Moving in still not complete. Cassy didn’t have her stuff moved out so it was a CHAOTIC mess here last night. I was able to move a lot of stuff around, so right now it’s not so bad. I still have a car chalk full. My stepdad and grandpa came to help. I kept trying to get my grandpa to slow down; he was panting at one point and I physically, but gently, moved him to the couch. He even cut himself; it was ridiculous how upset I was. Brett even came to fulfill his promise to help me move. I was touched by that. He’s a great friend. Too bad he could never be more. 🙁 Stupid girls always win it seems like… Martha’s boyfriend didn’t help a smidge. I dont care for him; but I dont think I’ll have to see him much, thank god.

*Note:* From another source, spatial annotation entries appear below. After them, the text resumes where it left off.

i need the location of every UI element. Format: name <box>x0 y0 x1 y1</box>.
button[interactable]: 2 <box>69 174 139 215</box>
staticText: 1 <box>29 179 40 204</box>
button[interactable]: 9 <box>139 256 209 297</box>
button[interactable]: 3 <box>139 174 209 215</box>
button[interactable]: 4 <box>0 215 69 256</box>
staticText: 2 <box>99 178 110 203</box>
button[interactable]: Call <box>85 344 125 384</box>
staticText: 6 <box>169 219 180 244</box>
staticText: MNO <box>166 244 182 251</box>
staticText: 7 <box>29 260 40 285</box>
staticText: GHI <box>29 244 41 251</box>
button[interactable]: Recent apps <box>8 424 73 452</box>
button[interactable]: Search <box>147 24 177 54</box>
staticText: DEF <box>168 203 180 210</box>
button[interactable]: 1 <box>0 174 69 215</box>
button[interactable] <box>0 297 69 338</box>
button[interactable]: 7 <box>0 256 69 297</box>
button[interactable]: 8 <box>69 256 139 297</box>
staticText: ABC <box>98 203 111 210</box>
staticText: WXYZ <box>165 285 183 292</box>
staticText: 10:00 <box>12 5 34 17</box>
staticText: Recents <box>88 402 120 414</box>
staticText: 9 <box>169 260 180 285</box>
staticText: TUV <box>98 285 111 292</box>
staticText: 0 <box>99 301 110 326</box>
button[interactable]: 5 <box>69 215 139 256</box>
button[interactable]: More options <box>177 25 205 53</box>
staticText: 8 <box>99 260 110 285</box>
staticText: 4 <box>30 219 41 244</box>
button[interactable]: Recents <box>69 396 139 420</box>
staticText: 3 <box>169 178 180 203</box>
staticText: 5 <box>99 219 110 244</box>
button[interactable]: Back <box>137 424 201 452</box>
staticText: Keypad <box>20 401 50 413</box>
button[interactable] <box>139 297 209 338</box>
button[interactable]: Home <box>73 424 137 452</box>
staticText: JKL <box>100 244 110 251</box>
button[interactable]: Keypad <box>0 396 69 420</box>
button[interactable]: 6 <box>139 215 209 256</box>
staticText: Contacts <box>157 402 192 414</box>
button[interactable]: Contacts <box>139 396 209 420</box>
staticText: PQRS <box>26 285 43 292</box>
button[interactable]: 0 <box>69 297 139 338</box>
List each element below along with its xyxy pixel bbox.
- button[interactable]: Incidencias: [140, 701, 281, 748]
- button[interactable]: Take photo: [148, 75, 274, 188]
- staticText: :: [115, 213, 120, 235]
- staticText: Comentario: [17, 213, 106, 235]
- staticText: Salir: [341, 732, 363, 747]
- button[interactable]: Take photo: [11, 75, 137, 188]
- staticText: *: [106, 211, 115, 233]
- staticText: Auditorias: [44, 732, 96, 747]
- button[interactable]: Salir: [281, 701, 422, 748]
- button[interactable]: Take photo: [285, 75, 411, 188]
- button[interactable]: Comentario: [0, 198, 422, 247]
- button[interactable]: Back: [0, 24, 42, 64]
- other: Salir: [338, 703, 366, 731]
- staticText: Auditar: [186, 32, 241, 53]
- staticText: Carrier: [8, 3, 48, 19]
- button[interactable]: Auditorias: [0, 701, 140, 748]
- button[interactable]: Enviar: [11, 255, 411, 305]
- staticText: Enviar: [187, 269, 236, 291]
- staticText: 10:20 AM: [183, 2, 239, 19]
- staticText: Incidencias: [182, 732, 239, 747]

Gwyn came over so we could rehearse our scene a bit. we go on tuesday. This marks my last scene. We’re doing Proof. I did Proof with Matt on my first scene, him playing Hal and I playing Catherine. Now I’m playing her sister, Claire. It’s a fun scene, there’s a lot we can do with it. I’m finally working with a girl, so that’s interesting. I’d rather be working on Fool For Love with my second scene partner, Ryan. ;P My third scene went mediocre; I thought Ron and I would do amazing. But I still feel uncomfortable with older men, and we just didn’t put the effort like we should have. He is giving more effort to Amber, and that’s pissing me off. Where the hell was that with me? He insisted on being my partner, what gives? (No, I’m not a lousy scene partner. Matt said I was fine, and Ryan said I was amazing.)